BEDFORD — Members of the Granite State Amateur Radio Association joined tens of thousands of ham radio operators hitting the airwaves from remote locations this weekend.
Amateur radio week, sponsored by the American Radio Relay League (ARRL), the national association for amateur radio, culminated this weekend with over 35,000 operators in remote locations connecting with others around the world using everything from digital communications to Morse code as part of a field day competition.
Members of the Granite State Amateur Radio Association were among those simulating emergency conditions by setting their gear up in the field and running it using self-created power sources including generators, batteries and solar power. Operators spent 24 straight hours, from 2 p.m. Saturday to 2 p.m. Sunday, making contact with other ham radio operators.
Granite State Amateur Radio Association ran four core stations and two extras, including a “get on the air” station that allowed members of the public to hit the airways under the watchful eye of a licensed operator.
Training was the main point of the day, but participating teams also earned points for contacts made and other categories to make the day a bit more exciting.
The club earned 3,300 points last year and went into this year’s exercises with a goal of reaching 4,000, said Dennis Markell, Granite State Amateur Radio Association president. The club operates a two-meter repeater in Bedford and draws members throughout Hillsborough County including Bedford, Goffstown, New Boston, Francestown, Merrimack and Manchester.
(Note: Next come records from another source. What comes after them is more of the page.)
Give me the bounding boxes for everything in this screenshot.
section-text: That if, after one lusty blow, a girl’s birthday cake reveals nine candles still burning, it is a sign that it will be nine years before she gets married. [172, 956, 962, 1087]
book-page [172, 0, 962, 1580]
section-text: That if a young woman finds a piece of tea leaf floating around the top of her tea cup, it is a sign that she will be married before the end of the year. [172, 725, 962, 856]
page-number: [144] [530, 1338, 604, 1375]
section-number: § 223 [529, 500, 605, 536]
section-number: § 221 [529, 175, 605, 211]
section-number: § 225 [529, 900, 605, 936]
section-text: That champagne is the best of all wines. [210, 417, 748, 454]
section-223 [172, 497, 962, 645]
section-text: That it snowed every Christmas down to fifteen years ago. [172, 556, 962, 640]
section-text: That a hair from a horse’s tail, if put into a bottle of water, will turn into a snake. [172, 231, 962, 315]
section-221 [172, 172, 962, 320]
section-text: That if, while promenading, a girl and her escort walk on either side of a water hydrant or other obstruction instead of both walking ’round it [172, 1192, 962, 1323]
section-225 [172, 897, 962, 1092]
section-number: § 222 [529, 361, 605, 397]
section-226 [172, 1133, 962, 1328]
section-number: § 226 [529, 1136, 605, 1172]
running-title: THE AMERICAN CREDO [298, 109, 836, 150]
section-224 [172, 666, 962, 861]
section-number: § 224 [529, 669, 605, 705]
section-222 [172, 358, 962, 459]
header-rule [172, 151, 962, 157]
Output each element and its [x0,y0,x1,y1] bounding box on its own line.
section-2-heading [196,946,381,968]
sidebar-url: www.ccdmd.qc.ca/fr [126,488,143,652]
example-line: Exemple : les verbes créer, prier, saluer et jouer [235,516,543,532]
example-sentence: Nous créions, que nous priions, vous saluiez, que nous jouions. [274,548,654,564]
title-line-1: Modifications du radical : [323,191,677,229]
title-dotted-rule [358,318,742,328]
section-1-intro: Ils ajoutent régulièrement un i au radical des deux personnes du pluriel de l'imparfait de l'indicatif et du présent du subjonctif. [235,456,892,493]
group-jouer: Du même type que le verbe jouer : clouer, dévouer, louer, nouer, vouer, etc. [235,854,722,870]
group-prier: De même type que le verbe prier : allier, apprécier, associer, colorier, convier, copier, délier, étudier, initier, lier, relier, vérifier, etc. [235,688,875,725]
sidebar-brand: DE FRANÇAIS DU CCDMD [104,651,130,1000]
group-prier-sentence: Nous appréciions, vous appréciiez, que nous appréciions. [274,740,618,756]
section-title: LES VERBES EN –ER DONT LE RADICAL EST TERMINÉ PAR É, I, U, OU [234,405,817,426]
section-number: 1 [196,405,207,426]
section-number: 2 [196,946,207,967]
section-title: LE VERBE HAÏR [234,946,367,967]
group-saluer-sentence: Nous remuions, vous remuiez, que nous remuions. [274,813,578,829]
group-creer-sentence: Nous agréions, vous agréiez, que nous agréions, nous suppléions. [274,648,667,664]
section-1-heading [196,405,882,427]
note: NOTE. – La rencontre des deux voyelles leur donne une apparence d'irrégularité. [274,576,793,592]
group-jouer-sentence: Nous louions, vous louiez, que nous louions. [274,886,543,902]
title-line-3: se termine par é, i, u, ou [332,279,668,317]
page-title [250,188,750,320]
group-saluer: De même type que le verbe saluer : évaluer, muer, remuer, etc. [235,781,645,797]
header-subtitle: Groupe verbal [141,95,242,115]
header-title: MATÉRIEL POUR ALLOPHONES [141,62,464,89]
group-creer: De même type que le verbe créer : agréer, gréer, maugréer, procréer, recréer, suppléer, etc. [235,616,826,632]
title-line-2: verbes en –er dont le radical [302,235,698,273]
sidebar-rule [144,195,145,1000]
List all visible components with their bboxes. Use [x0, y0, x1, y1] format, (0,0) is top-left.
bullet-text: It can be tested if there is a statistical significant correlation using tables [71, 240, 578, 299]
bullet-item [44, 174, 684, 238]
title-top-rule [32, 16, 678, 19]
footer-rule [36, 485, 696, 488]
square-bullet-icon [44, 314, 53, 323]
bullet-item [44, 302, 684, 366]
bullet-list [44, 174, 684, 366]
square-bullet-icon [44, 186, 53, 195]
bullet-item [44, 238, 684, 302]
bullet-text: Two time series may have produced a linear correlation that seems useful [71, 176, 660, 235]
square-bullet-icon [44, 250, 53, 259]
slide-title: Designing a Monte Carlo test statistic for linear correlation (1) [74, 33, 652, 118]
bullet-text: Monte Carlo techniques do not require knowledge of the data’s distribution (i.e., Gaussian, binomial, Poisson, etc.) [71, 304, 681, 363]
Field day is an important way for club members to keep their skills sharp so they will be prepared to aid with communication in an emergency. Members also participate in training sessions with emergency responders at facilities such as Elliot Hospital and Catholic Medical Center, Markell said.
“The challenge for us is to make them understand what we can and can’t do and to maintain a good relationship with them so they can trust us when we work together,” Markell said.
New technologies haven’t replaced radio as an important method of communication.
“Radio is everywhere,” said Ralph Dieter. “We use it now more than we ever did.”
Dieter said field day is about being prepared and demonstrating that you can operate in emergency conditions without power.
“Once we make our first contact we’ve proven our point,” Dieter said.
Brad Schroeder stopped by to learn a bit more about amateur radio.
“I’ve heard a little bit about ham radio but I’ve never really seen it operational,” Schroeder said.
His wife, Audra, had some luck on the “get on the air” station.
Getting on the air was the first of many steps for Nick Aiello to earn his scouting merit badge for radio. He reached another operator in Pennsylvania.
“I liked it,” Aiello said.
Training at the local level is an important part of being prepared for when the unthinkable happens.
“Disasters are local in nature and it’s really the guys at the local level that are getting the job done,” said Wayne Santos, section emergency coordinator for New Hampshire.
About 12 local groups of roughly 300 radio operators exist in the Granite State, Santos said. When disaster strikes they may be called upon to set up stations at health centers, designated shelters or other points of operations. They also work with smaller agencies that might not have radio access.
“Our role is to provide radio support to agencies that need it,” Santos said.That help typically starts at the local level, Santos said. Additional assistance may be requested from other parts of the state if necessary.The local operators can quickly get information about conditions on the ground out to emergency responders so they can know what to expect.
Training exercises such as field day help keep the operators prepared to get the message out in the least amount of time with the least amount of effort, Santos said.
In 2008, amateur radio operators provided key communications during an ice storm.
When a generator malfunction knocked phone, internet, and cell service out in Wilton two years ago, an operations team was formed to set up a communication center.
“When all else fails there’s radio,” Santos said. “It’s always there.”